AAM Spotlight: Brian Yutko, Wisk CEO
Based in Mountain View, California, Boeing-backed Wisk Aero is working to certify its Generation 6 electric-vertical-takeoff-and-landing (eVTOL) air taxi as one of the first autonomous, passenger-carrying aircraft in the world. In a recent conversation with the AAM Report, Wisk’s new CEO Brian Yutko–formerly a chief engineer at Boeing–sat down with Managing Editor Ben Goldstein to discuss his company’s vision for autonomous urban air mobility (UAM). A partial transcript follows:
AAM Report: How would you describe the vision of Wisk?
Yutko: Our vision is to bring safe, affordable, everyday flight to everyone. The way we’re going to do that is by certifying Gen 6, which we believe will be the world’s first passenger-carrying autonomous aircraft. For the first time, a company will be able to collect a revenue dollar for safely carrying a passenger between an origin and destination without a pilot on board. A big part of getting there is making sure that the technology development work we’re doing moves at a quick pace that aligns with our positive sense of urgency–but without rushing anything. It’s about balancing the development pace with safety, to make sure that what we’re delivering to the FAA for validation is something that is as safe as today’s commercial airplanes.
Why do you think that certifying to the same level of safety as commercial airplanes makes sense?
We think it’s right for Wisk, and ultimately, we think that for operating over urban environments at scale, the safety analyses of the regulators will ultimately land in a place where that becomes the expectation for everyone. And so we want to go right there and solve that problem now. But taking a step back, we totally support the FAA’s safety continuum approach. It’s not so strict as to slow innovation, but it’s not so lenient either that we introduce new risks into the system. Now, we understand that various people have different viewpoints on what the catastrophic hazard probability should be–and we think it’s totally appropriate for companies to negotiate with the FAA to find the right place on that safety continuum. For Wisk, in particular, given the fact we’re introducing the world’s first passenger-carrying autonomous aircraft, and we intend to operate over dense cities at scale, we’ve concluded that ten-to-the-minus-nine is the appropriate level of safety for our aircraft.
How challenging will it be to certify an autonomous passenger-carrying aircraft with the FAA?

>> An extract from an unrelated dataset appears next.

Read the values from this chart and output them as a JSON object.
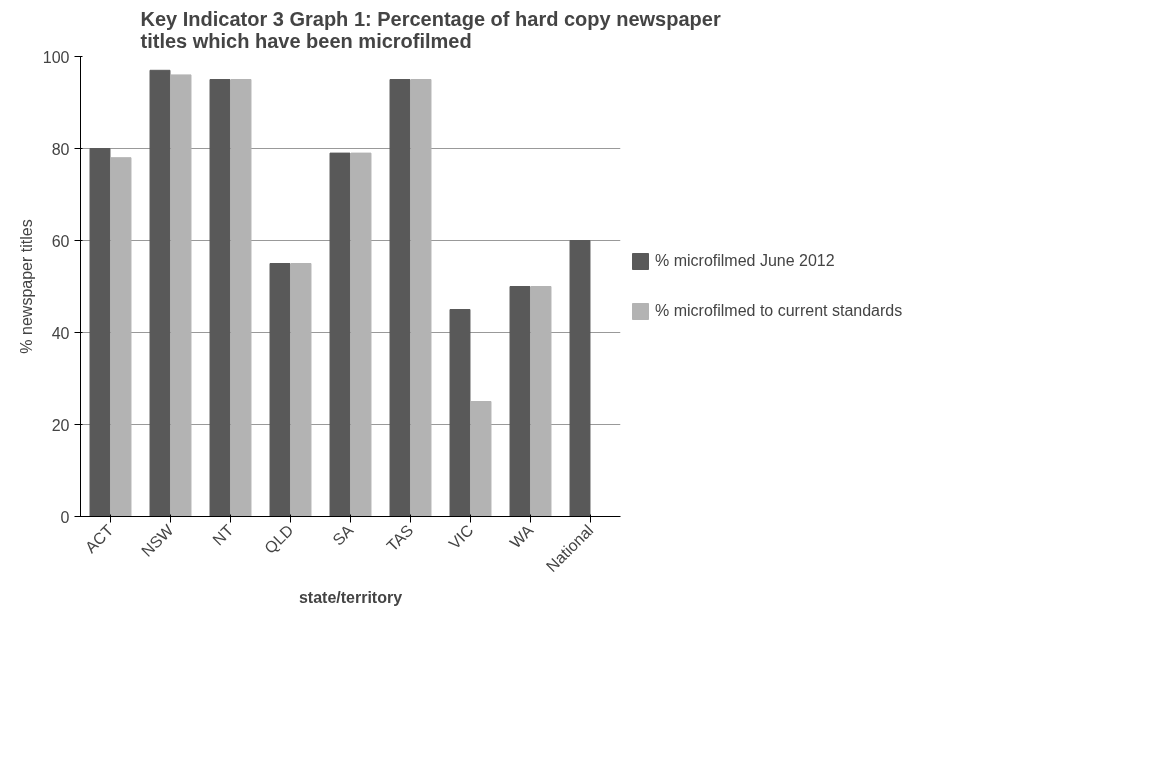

We’re actually encouraged. We think it will take three pillars moving together. One is the airplane type certification; two is getting operational approval to fly; and three is finding qualified supervisors to oversee that airplane system. So we have advanced these three elements all at once, and frankly, we’re encouraged by our discussions with the FAA. We don’t actually think so much of the onus is on the FAA; it’s on us to demonstrate how we can achieve the same levels of safety that are achieved by today’s piloted systems. The way I see it, safety is both the challenge and the opportunity for autonomy. Our challenge is making an autonomous system that is as safe as what you experience in today’s piloted systems. Now, once we do that–and we believe we can–we can start to address some of the residual safety optimizations that we can further bring into the system, making aviation even safer than the dramatic levels of safety we enjoy today with the use of pilots.
What is your vision for remotely piloted operations?
That’s a super important subject, because people often view autonomy as replacing the pilot, but that’s not what we’re doing. There is always going to be a human somewhere, it’s just the work they do that changes. So, in our case, we have the human supervisor on the ground and they oversee multiple vehicle operations. Those same technologies that enable a new market of uncrewed aircraft will enable an entirely new market of smaller aircraft that don’t exist today. But, on the other hand, those same technologies will manifest in safety enhancements to existing piloted systems. That’s super important to emphasize, because people often imagine that aviation will either be completely autonomous or piloted. And the reality is that, for the entirety of our lifetimes, we are going to live in a world where both these things co-exist. So, what we need to do is take the innovations that are happening in uncrewed systems and manifest those safety enhancements into piloted systems. That’s something that we’re really passionate about.
What is the correct ratio of supervisors to aircraft?
The correct ratio is the one that’s safe. To put a specific number on it, we have a viewpoint on how you can operate these aircraft 1:3, and we have a viewpoint on how you can operate them up to 1:10-plus. Going between those steps requires technology, operational approval and lots more. I think we can get there. But, what excites me about autonomous systems is the scalability of them. It’s like laying the foundation of a building; once you get that foundation, the rest scales up very quickly. So, once we show that it works safely, we can scale that technology almost immediately. There’s almost no cost to transfer it to other applications, and that’s really exciting.